Deborah was recognized at APSAC's Annual Colloquium in New Orleans on Friday, June 24. After receiving her award, Deborah spoke to attendees of the award luncheon about APSAC's impactful, interdisciplinary approach to addressing child abuse, as well as emerging trends in the field of child abuse prevention-namely the shift in focus of interventions from prevention of harm to the improvement of child well-being. She suggested numerous strategies for moving work forward in the field of child well-being, including:
Release your need to consistently be the one in charge, or the driver in the car. Taking the role of a passenger may help you be open to new opportunities, ideas, or approaches to improving child well-being.
Release your need to be the most significant person in the room or on the team. "When you are less focused on your own glow," she said, "you can shine a light on others."
Be open to learning a new approach, rather than resisting change or alternative perspectives. Ideas that have not been tried do not necessarily lack potential.
Congratulations on your much-deserved award, Deborah!
Introducing Our New Fellowship Network Coordinator
On June 1, the Doris Duke Fellowships team at Chapin Hall welcomed Sarah Wagener as the new Fellowship Network Coordinator. While in graduate school pursuing a master's degree in public health, Sarah completed an Albert Schweitzer Fellowship, collaborating with organizations and interdisciplinary teams of graduate students to design prevention projects to support the health and well-being of underserved people and communities in Chicago.

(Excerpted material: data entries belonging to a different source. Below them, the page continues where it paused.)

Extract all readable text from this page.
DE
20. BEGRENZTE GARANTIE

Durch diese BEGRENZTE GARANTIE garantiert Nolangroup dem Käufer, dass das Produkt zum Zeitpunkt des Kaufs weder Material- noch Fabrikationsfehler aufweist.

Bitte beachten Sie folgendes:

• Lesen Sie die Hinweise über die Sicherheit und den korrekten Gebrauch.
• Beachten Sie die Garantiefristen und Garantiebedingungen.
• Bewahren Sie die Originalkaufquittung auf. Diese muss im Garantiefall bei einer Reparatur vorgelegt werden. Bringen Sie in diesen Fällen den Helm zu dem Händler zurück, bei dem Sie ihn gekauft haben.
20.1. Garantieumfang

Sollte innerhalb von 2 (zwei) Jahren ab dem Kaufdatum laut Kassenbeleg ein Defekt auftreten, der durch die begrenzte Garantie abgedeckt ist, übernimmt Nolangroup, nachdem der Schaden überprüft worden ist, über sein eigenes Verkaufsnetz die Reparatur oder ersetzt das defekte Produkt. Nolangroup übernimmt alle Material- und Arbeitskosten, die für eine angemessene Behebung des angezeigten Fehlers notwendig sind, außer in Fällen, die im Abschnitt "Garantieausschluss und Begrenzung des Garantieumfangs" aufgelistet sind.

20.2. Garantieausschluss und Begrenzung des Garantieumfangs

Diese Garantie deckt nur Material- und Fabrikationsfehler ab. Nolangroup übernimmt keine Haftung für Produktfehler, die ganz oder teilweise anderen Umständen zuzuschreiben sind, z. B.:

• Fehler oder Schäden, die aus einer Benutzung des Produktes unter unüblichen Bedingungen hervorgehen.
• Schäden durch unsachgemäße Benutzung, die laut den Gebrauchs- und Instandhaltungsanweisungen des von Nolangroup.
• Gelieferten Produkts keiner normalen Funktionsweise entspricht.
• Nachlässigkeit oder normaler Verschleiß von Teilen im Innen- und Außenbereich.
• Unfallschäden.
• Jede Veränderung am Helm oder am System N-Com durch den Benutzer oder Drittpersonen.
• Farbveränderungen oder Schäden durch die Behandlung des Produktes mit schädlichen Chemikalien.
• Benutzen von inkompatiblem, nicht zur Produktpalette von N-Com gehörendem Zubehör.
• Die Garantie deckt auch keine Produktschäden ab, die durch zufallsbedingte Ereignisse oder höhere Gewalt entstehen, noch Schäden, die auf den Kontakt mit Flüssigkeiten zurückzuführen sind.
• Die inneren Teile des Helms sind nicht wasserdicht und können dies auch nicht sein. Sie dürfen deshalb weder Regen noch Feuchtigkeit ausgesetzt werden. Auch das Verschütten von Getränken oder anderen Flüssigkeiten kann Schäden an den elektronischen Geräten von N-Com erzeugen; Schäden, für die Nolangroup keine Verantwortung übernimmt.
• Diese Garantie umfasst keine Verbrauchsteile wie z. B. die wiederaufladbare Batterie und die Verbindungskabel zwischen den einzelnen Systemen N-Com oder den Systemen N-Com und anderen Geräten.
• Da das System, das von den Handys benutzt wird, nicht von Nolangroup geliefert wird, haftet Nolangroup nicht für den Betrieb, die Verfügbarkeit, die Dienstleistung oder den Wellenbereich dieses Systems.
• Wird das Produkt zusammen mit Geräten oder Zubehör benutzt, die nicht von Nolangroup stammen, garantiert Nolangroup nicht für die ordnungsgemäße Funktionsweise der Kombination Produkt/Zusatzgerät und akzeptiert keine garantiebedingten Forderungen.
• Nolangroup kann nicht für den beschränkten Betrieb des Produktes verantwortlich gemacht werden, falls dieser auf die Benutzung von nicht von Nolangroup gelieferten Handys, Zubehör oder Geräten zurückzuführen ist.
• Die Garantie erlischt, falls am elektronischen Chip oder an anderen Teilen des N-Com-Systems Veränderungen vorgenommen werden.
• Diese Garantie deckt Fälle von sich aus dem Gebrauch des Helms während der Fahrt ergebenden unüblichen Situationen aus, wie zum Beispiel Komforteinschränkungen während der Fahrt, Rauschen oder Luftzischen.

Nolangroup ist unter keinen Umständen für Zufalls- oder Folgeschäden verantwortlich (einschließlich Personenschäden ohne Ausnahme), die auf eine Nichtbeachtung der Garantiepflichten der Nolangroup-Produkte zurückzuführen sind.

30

Having had this positive and impactful experience, Sarah is excited to support the Doris Duke Fellowships. Sarah will work closely with Lee Ann Huang, Fellowship Manager, to facilitate the fellowship's communication efforts and support Fellows' administrative needs. Additionally, she will collaborate with fellows, mentors, and organizations and external partners to develop strategies to build and sustain the Fellowship learning network.
If you have thoughts on sustainability of the Fellowship or have general questions about the Fellowship, Sarah is here to help! Contact her at firstname.lastname@example.org.

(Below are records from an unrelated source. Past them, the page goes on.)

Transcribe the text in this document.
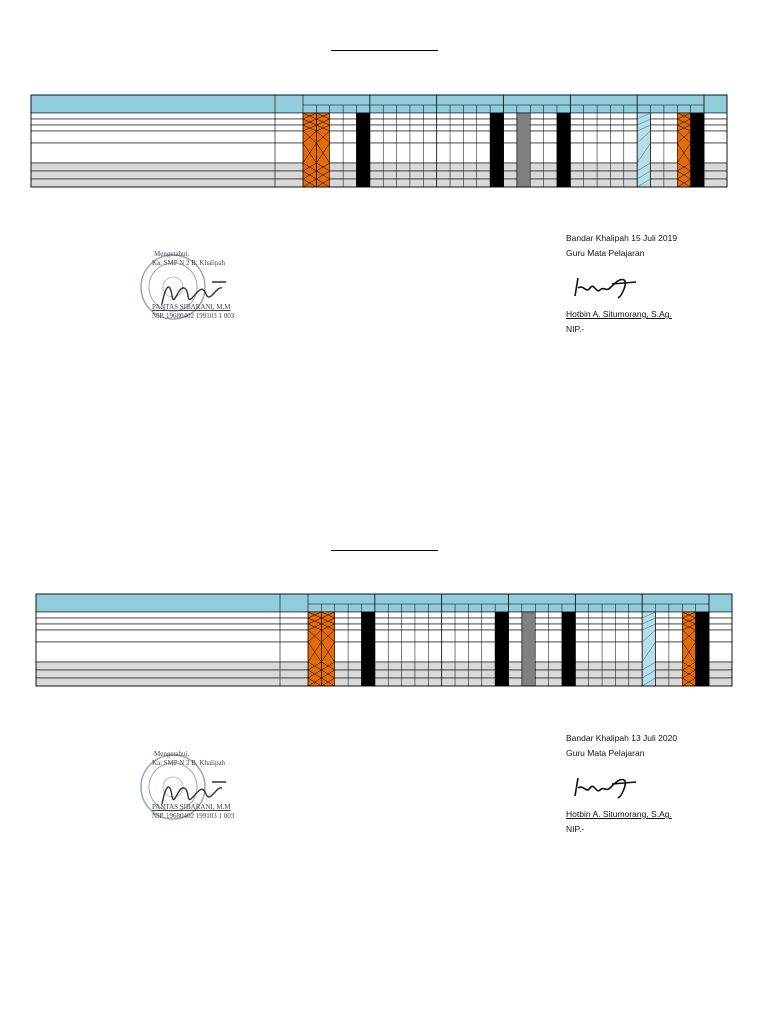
Mengetahui,
Ka. SMP N 2 B. Khalipah
PANTAS SIBARANI, M.M
NIP. 19680402 199103 1 003
Bandar Khalipah 15 Juli 2019
Guru Mata Pelajaran
Hotbin A. Situmorang, S.Ag.
NIP.-
Mengetahui,
Ka. SMP N 2 B. Khalipah
PANTAS SIBARANI, M.M
NIP. 19680402 199103 1 003
Bandar Khalipah 13 Juli 2020
Guru Mata Pelajaran
Hotbin A. Situmorang, S.Ag.
NIP.-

Families First Prevention Services Act of 2016
Earlier this month, Congress released a draft of the Families First Prevention Services Act of 2016. It builds on the Family First Act and extends and updates child welfare provisions set to expire in 2016. One such provision is extending age limits on state support for former foster care adolescents to age 23, and extending eligibility for education support to age 26.

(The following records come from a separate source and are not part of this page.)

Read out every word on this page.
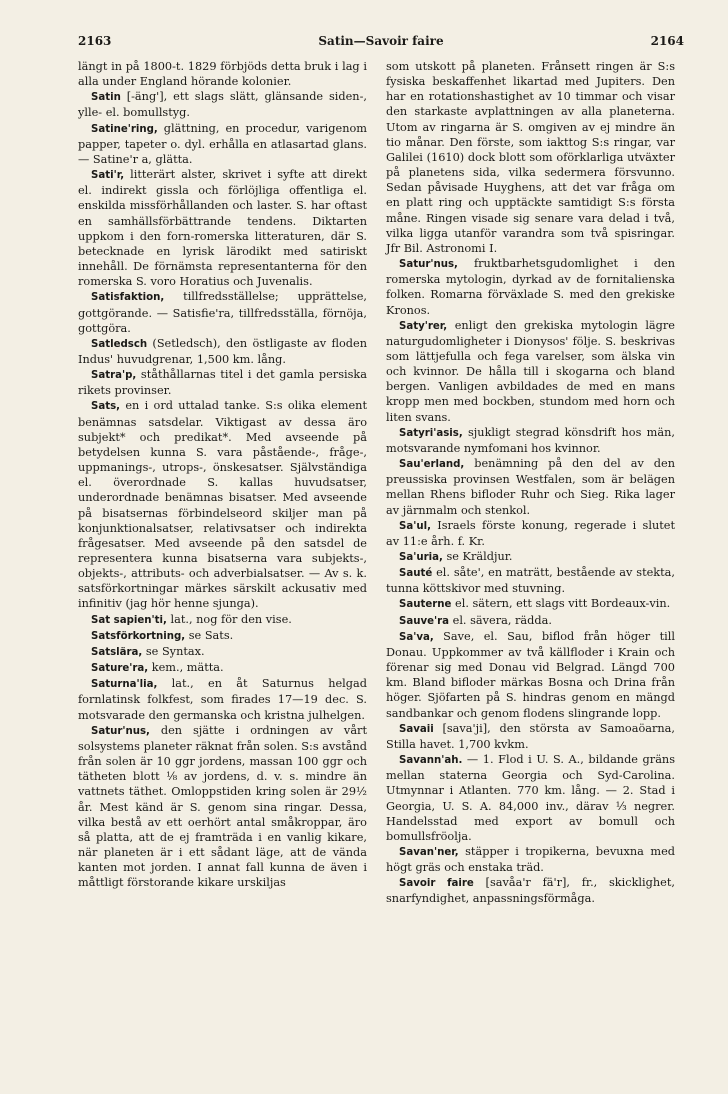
2163	Satin—Savoir faire	2164

längt in på 1800-t. 1829 förbjöds detta bruk i lag i alla under England hörande kolonier.

Satin [-äng'], ett slags slätt, glänsande siden-, ylle- el. bomullstyg.

Satine'ring, glättning, en procedur, varigenom papper, tapeter o. dyl. erhålla en atlasartad glans. — Satine'r a, glätta.

Sati'r, litterärt alster, skrivet i syfte att direkt el. indirekt gissla och förlöjliga offentliga el. enskilda missförhållanden och laster. S. har oftast en samhällsförbättrande tendens. Diktarten uppkom i den forn-romerska litteraturen, där S. betecknade en lyrisk lärodikt med satiriskt innehåll. De förnämsta representanterna för den romerska S. voro Horatius och Juvenalis.

Satisfaktion, tillfredsställelse; upprättelse, gottgörande. — Satisfie'ra, tillfredsställa, förnöja, gottgöra.

Satledsch (Setledsch), den östligaste av floden Indus' huvudgrenar, 1,500 km. lång.

Satra'p, ståthållarnas titel i det gamla persiska rikets provinser.

Sats, en i ord uttalad tanke. S:s olika element benämnas satsdelar. Viktigast av dessa äro subjekt* och predikat*. Med avseende på betydelsen kunna S. vara påstående-, fråge-, uppmanings-, utrops-, önskesatser. Självständiga el. överordnade S. kallas huvudsatser, underordnade benämnas bisatser. Med avseende på bisatsernas förbindelseord skiljer man på konjunktionalsatser, relativsatser och indirekta frågesatser. Med avseende på den satsdel de representera kunna bisatserna vara subjekts-, objekts-, attributs- och adverbialsatser. — Av s. k. satsförkortningar märkes särskilt ackusativ med infinitiv (jag hör henne sjunga).

Sat sapien'ti, lat., nog för den vise.

Satsförkortning, se Sats.

Satslära, se Syntax.

Sature'ra, kem., mätta.

Saturna'lia, lat., en åt Saturnus helgad fornlatinsk folkfest, som firades 17—19 dec. S. motsvarade den germanska och kristna julhelgen.

Satur'nus, den sjätte i ordningen av vårt solsystems planeter räknat från solen. S:s avstånd från solen är 10 ggr jordens, massan 100 ggr och tätheten blott ⅛ av jordens, d. v. s. mindre än vattnets täthet. Omloppstiden kring solen är 29½ år. Mest känd är S. genom sina ringar. Dessa, vilka bestå av ett oerhört antal småkroppar, äro så platta, att de ej framträda i en vanlig kikare, när planeten är i ett sådant läge, att de vända kanten mot jorden. I annat fall kunna de även i måttligt förstorande kikare urskiljas

som utskott på planeten. Frånsett ringen är S:s fysiska beskaffenhet likartad med Jupiters. Den har en rotationshastighet av 10 timmar och visar den starkaste avplattningen av alla planeterna. Utom av ringarna är S. omgiven av ej mindre än tio månar. Den förste, som iakttog S:s ringar, var Galilei (1610) dock blott som oförklarliga utväxter på planetens sida, vilka sedermera försvunno. Sedan påvisade Huyghens, att det var fråga om en platt ring och upptäckte samtidigt S:s första måne. Ringen visade sig senare vara delad i två, vilka ligga utanför varandra som två spisringar. Jfr Bil. Astronomi I.

Satur'nus, fruktbarhetsgudomlighet i den romerska mytologin, dyrkad av de fornitalienska folken. Romarna förväxlade S. med den grekiske Kronos.

Saty'rer, enligt den grekiska mytologin lägre naturgudomligheter i Dionysos' följe. S. beskrivas som lättjefulla och fega varelser, som älska vin och kvinnor. De hålla till i skogarna och bland bergen. Vanligen avbildades de med en mans kropp men med bockben, stundom med horn och liten svans.

Satyri'asis, sjukligt stegrad könsdrift hos män, motsvarande nymfomani hos kvinnor.

Sau'erland, benämning på den del av den preussiska provinsen Westfalen, som är belägen mellan Rhens bifloder Ruhr och Sieg. Rika lager av järnmalm och stenkol.

Sa'ul, Israels förste konung, regerade i slutet av 11:e årh. f. Kr.

Sa'uria, se Kräldjur.

Sauté el. såte', en maträtt, bestående av stekta, tunna köttskivor med stuvning.

Sauterne el. sätern, ett slags vitt Bordeaux-vin.

Sauve'ra el. sävera, rädda.

Sa'va, Save, el. Sau, biflod från höger till Donau. Uppkommer av två källfloder i Krain och förenar sig med Donau vid Belgrad. Längd 700 km. Bland bifloder märkas Bosna och Drina från höger. Sjöfarten på S. hindras genom en mängd sandbankar och genom flodens slingrande lopp.

Savaii [sava'ji], den största av Samoaöarna, Stilla havet. 1,700 kvkm.

Savann'ah. — 1. Flod i U. S. A., bildande gräns mellan staterna Georgia och Syd-Carolina. Utmynnar i Atlanten. 770 km. lång. — 2. Stad i Georgia, U. S. A. 84,000 inv., därav ⅓ negrer. Handelsstad med export av bomull och bomullsfröolja.

Savan'ner, stäpper i tropikerna, bevuxna med högt gräs och enstaka träd.

Savoir faire [savåa'r fä'r], fr., skicklighet, snarfyndighet, anpassningsförmåga.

Title IV-E of the Social Security Act currently provides funds to support children who are in foster care. The draft of the Families First Prevention Services Act of 2016 is significant because it would make funds from Title IV-E available for use of family-related prevention efforts (e.g., in-home "skill-based" programs, mental health services). This draft legislation has bipartisan support from the House Ways and Means Committee and the Senate Finance Committee and demonstrates an important commitment to child welfare. The draft was passed in the House on June 21.